Как Ичо удавалось быть сразу фонтаном, бродягой и рыбкой ни понять, ни описать невозможно. Затем с зонтом появлялась Шанталь. Заинтригованная происходящим так же, как зрители, она протягивала раскрытый зонт вконец измокшему бродяге. Тот бестолково накрывал не себя, а фонтан зонтом. Отчего промокал до последней нитки. Хотя на самом деле ни капли воды не было, казалось, она хлещет из его брючин, рукавов, даже из ушей.
Наконец, невидимая рыбка падала в перевёрнутый зонт. Бродяга усаживался поодаль на скамеечку, пытался разжечь невидимыми спичками невидимый костёр, чтобы изжарить свою добычу. Но «спички» намокли, они не зажигались.
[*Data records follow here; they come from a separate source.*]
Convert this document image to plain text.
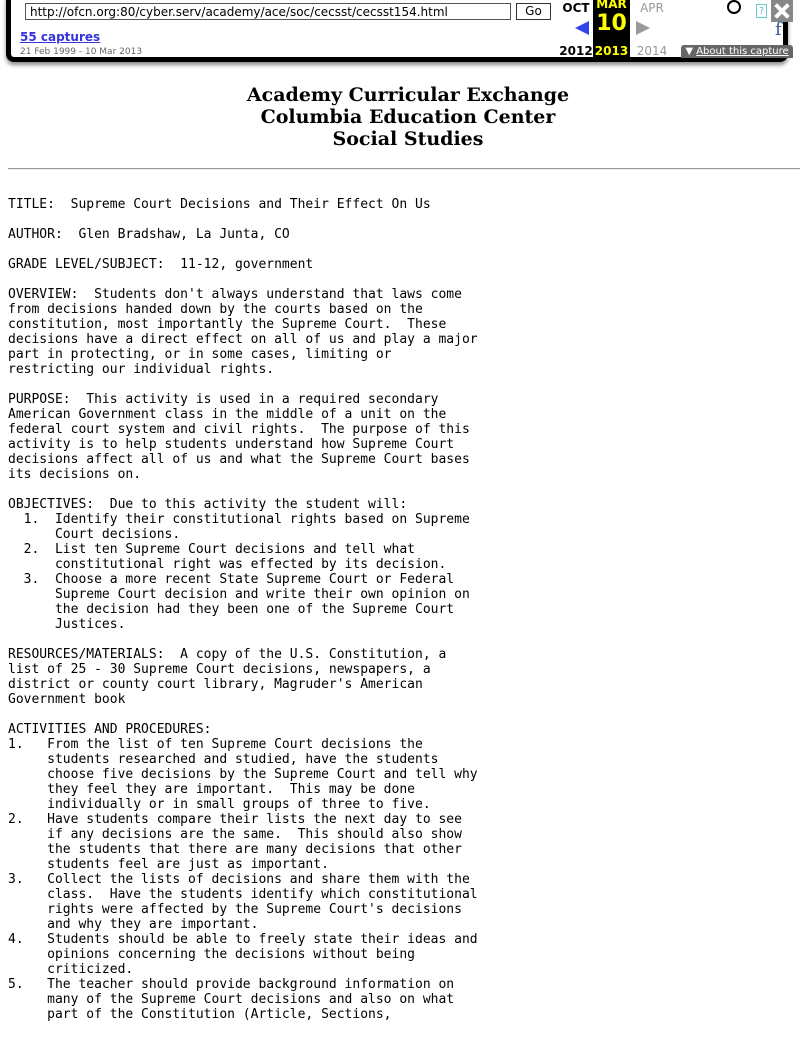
http://ofcn.org:80/cyber.serv/academy/ace/soc/cecsst/cecsst154.html
Go
55 captures
21 Feb 1999 - 10 Mar 2013
OCT
2012
MAR
10
2013
APR
2014
?
f
▼ About this capture
Academy Curricular Exchange
Columbia Education Center
Social Studies
TITLE:  Supreme Court Decisions and Their Effect On Us
AUTHOR:  Glen Bradshaw, La Junta, CO
GRADE LEVEL/SUBJECT:  11-12, government
OVERVIEW:  Students don't always understand that laws come
from decisions handed down by the courts based on the
constitution, most importantly the Supreme Court.  These
decisions have a direct effect on all of us and play a major
part in protecting, or in some cases, limiting or
restricting our individual rights.
PURPOSE:  This activity is used in a required secondary
American Government class in the middle of a unit on the
federal court system and civil rights.  The purpose of this
activity is to help students understand how Supreme Court
decisions affect all of us and what the Supreme Court bases
its decisions on.
OBJECTIVES:  Due to this activity the student will:
1.  Identify their constitutional rights based on Supreme
Court decisions.
2.  List ten Supreme Court decisions and tell what
constitutional right was effected by its decision.
3.  Choose a more recent State Supreme Court or Federal
Supreme Court decision and write their own opinion on
the decision had they been one of the Supreme Court
Justices.
RESOURCES/MATERIALS:  A copy of the U.S. Constitution, a
list of 25 - 30 Supreme Court decisions, newspapers, a
district or county court library, Magruder's American
Government book
ACTIVITIES AND PROCEDURES:
1.   From the list of ten Supreme Court decisions the
students researched and studied, have the students
choose five decisions by the Supreme Court and tell why
they feel they are important.  This may be done
individually or in small groups of three to five.
2.   Have students compare their lists the next day to see
if any decisions are the same.  This should also show
the students that there are many decisions that other
students feel are just as important.
3.   Collect the lists of decisions and share them with the
class.  Have the students identify which constitutional
rights were affected by the Supreme Court's decisions
and why they are important.
4.   Students should be able to freely state their ideas and
opinions concerning the decisions without being
criticized.
5.   The teacher should provide background information on
many of the Supreme Court decisions and also on what
part of the Constitution (Article, Sections,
У Шанталь, которая садилась на скамеечку напротив и чинно раскрывала книжку, спичек тоже не оказывалось.
Тогда появлялся Альфред. В виде какого‑то панка с торчащимидыбом красными волосами. Проходил мимо. Затем, привлечённый красотой девушки, поворачивал обратно и подсаживался к ней на скамейку. Заглядывал в книжку, пытался завести знакомство. Девушка кокетничала.
С этого момента я всегда начинал умирать от ревности. Даже сейчас подробно описывать эту пантомиму, этот бессловесный спектакль на открытом воздухе в тесном кольце зрителей мне тяжело.
Всё кончалось тем, что у панка находились спички и даже бутылка вина, которую они дружно выпивали втроём после того, как зажаривали и съедали «рыбку».
Потом Шанталь споласкивала руки в «фонтане» и обегала с опрокинутым раскрытым зонтом зрителей, которые бросали туда мелочь.
Подобных пантомим на троих в репертуаре было несколько. Я не участвовал. Куда было мне, с моей неуклюжей «плавающей» походкой становиться артистом!
Единственная польза от меня состояла в том, что я писал, разрисовывал красками, расклеивал заранее наши афишки. Ичо и Альфред были малограмотны. Шанталь же хватало дела. Она репетировала что‑нибудь новенькое под руководством Ичо, всех обшивала, обстирывала. Готовила еду. Или в свободные минуты плескалась в нашем тесном душе, непременно при этом распевая.
Иногда, если рядом было море, мы плавали с ней, и на её крутой лоб свешивались мокрые кольца иссине–чёрных локонов.
Все трое знали обо мне, конечно, не полную правду. Знали, что я из России. Что жил в кастелло. Я придумал, что работал там садовником в парке у одного учёного.
За год, что мы колесили то по Италии, то по Франции, то по Германии и Бельгии, были минуты, когда так хотелось открыть Шанталь свою тайну! Особенно, когда она спрашивала:
— Готфрид, почему ты никогда не снимаешь свой браслет? Это сувенир? Приносит счастье?
Счастье было рядом со мной. И единственное, чего мне не хватало, уверенности, что отец жив–здоров, что с ним всё в порядке.